I tratti tipici dell’ideologia ecologista, quali la totale avversità alla crescita demografica indicata come la causa di tutti i mali ambientali; l’opposizione radicale allo sviluppo, considerato il veleno diffuso dalla tradizione culturale occidentale; la concezione nichilista dell’uomo e della natura ci stanno portando verso una nuova forma di “statalismo globale” che non può non generare preoccupazione e inquietudine in chi considera la libertà dell’uomo un pilastro irrinunciabile della civiltà.
L’opposizione a questa deriva non si basa su considerazioni ideologiche, ma è fondata sulla realtà: per potersi affermare, infatti, questo statalismo globale è obbligato a truccare le carte, a fornire notizie sbagliate o parziali per assicurarsi – grazie al sistema mass-mediatico – un consenso della società civile. Due volumi (Le bugie degli ambientalisti e Le bugie degli ambientalisti 2, editi dalla Piemme) si son posto l’obiettivo di smascherare i trucchi e di rivelare i traguardi politici ed economici che si sono prefissi. Questa produzione, fra l’altro, è suffragata dal lavoro del Centro europeo di studi sulla popolazione (Cespas).
Vediamo di prendere in esame alcuni aspetti decisivi, per giudicare l’ambientalismo.

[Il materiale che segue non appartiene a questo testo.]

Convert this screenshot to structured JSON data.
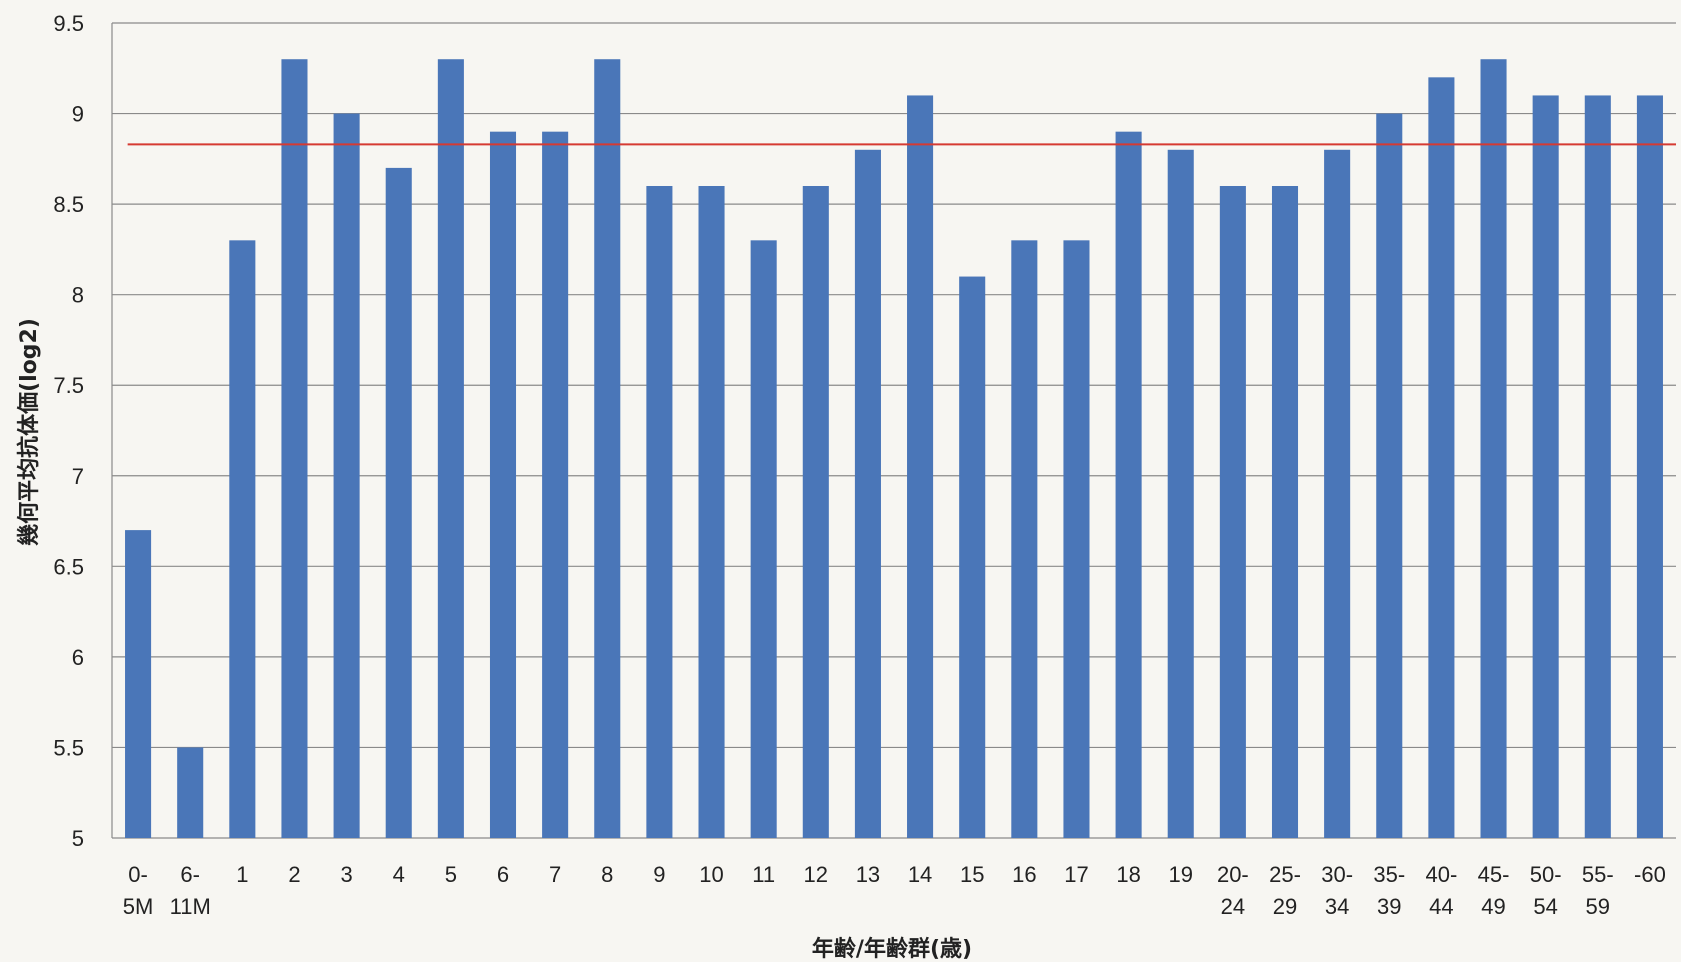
{
  "chart_data": {
    "type": "bar",
    "xlabel": "年齢/年齢群(歳)",
    "ylabel": "幾何平均抗体価(log2)",
    "ylim": [
      5,
      9.5
    ],
    "yticks": [
      "5",
      "5.5",
      "6",
      "6.5",
      "7",
      "7.5",
      "8",
      "8.5",
      "9",
      "9.5"
    ],
    "grid": true,
    "categories": [
      [
        "0-",
        "5M"
      ],
      [
        "6-",
        "11M"
      ],
      [
        "1"
      ],
      [
        "2"
      ],
      [
        "3"
      ],
      [
        "4"
      ],
      [
        "5"
      ],
      [
        "6"
      ],
      [
        "7"
      ],
      [
        "8"
      ],
      [
        "9"
      ],
      [
        "10"
      ],
      [
        "11"
      ],
      [
        "12"
      ],
      [
        "13"
      ],
      [
        "14"
      ],
      [
        "15"
      ],
      [
        "16"
      ],
      [
        "17"
      ],
      [
        "18"
      ],
      [
        "19"
      ],
      [
        "20-",
        "24"
      ],
      [
        "25-",
        "29"
      ],
      [
        "30-",
        "34"
      ],
      [
        "35-",
        "39"
      ],
      [
        "40-",
        "44"
      ],
      [
        "45-",
        "49"
      ],
      [
        "50-",
        "54"
      ],
      [
        "55-",
        "59"
      ],
      [
        "-60"
      ]
    ],
    "values": [
      6.7,
      5.5,
      8.3,
      9.3,
      9.0,
      8.7,
      9.3,
      8.9,
      8.9,
      9.3,
      8.6,
      8.6,
      8.3,
      8.6,
      8.8,
      9.1,
      8.1,
      8.3,
      8.3,
      8.9,
      8.8,
      8.6,
      8.6,
      8.8,
      9.0,
      9.2,
      9.3,
      9.1,
      9.1,
      9.1
    ],
    "reference_line": 8.83,
    "colors": {
      "bar": "#4a76b8",
      "reference_line": "#d63a32",
      "grid": "#8a8a8a"
    }
  }
}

Popolazione e ambiente. La questione delle risorse. Esplicitamente o implicitamente, tutte le principali battaglie ambientaliste implicano la necessità di ridurre la presenza umana sulla terra, sia quantitativamente che qualitativamente. Affronteremo l’aspetto qualitativo più avanti, per il momento fermiamoci al primo, cioè alla presunta sovrappopolazione. Si sostiene che siamo troppi, anche se il mito della bomba demografica è ormai definitivamente tramontato e la popolazione mondiale con ogni probabilità si stabilizzerà attorno ai 9 miliardi per il 2050. Troppi già ora, si dice, per le capacità di sostentamento della terra (carryng capacity). In realtà, il concetto di carryng capacity è mutuato dall’ecologia, dove viene genericamente definito come «il numero di individui, in una popolazione, che può essere sostenuto dalle risorse di un habitat». Fatta propria dalle agenzie dell’Onu, questa è diventata la principale chiave di lettura del fenomeno del sottosviluppo: sovrappopolazione uguale povertà. Ma la realtà ci dice che dei 21 Paesi più poveri al mondo soltanto 7 hanno una densità superiore ai 100 abitanti per km quadrato, mentre fra i 21 Paesi più ricchi ben 12 superano questa densità. A un esame più approfondito ci rendiamo conto che il sottosviluppo è dovuto in realtà a fattori politici ed economici, oltre che culturali.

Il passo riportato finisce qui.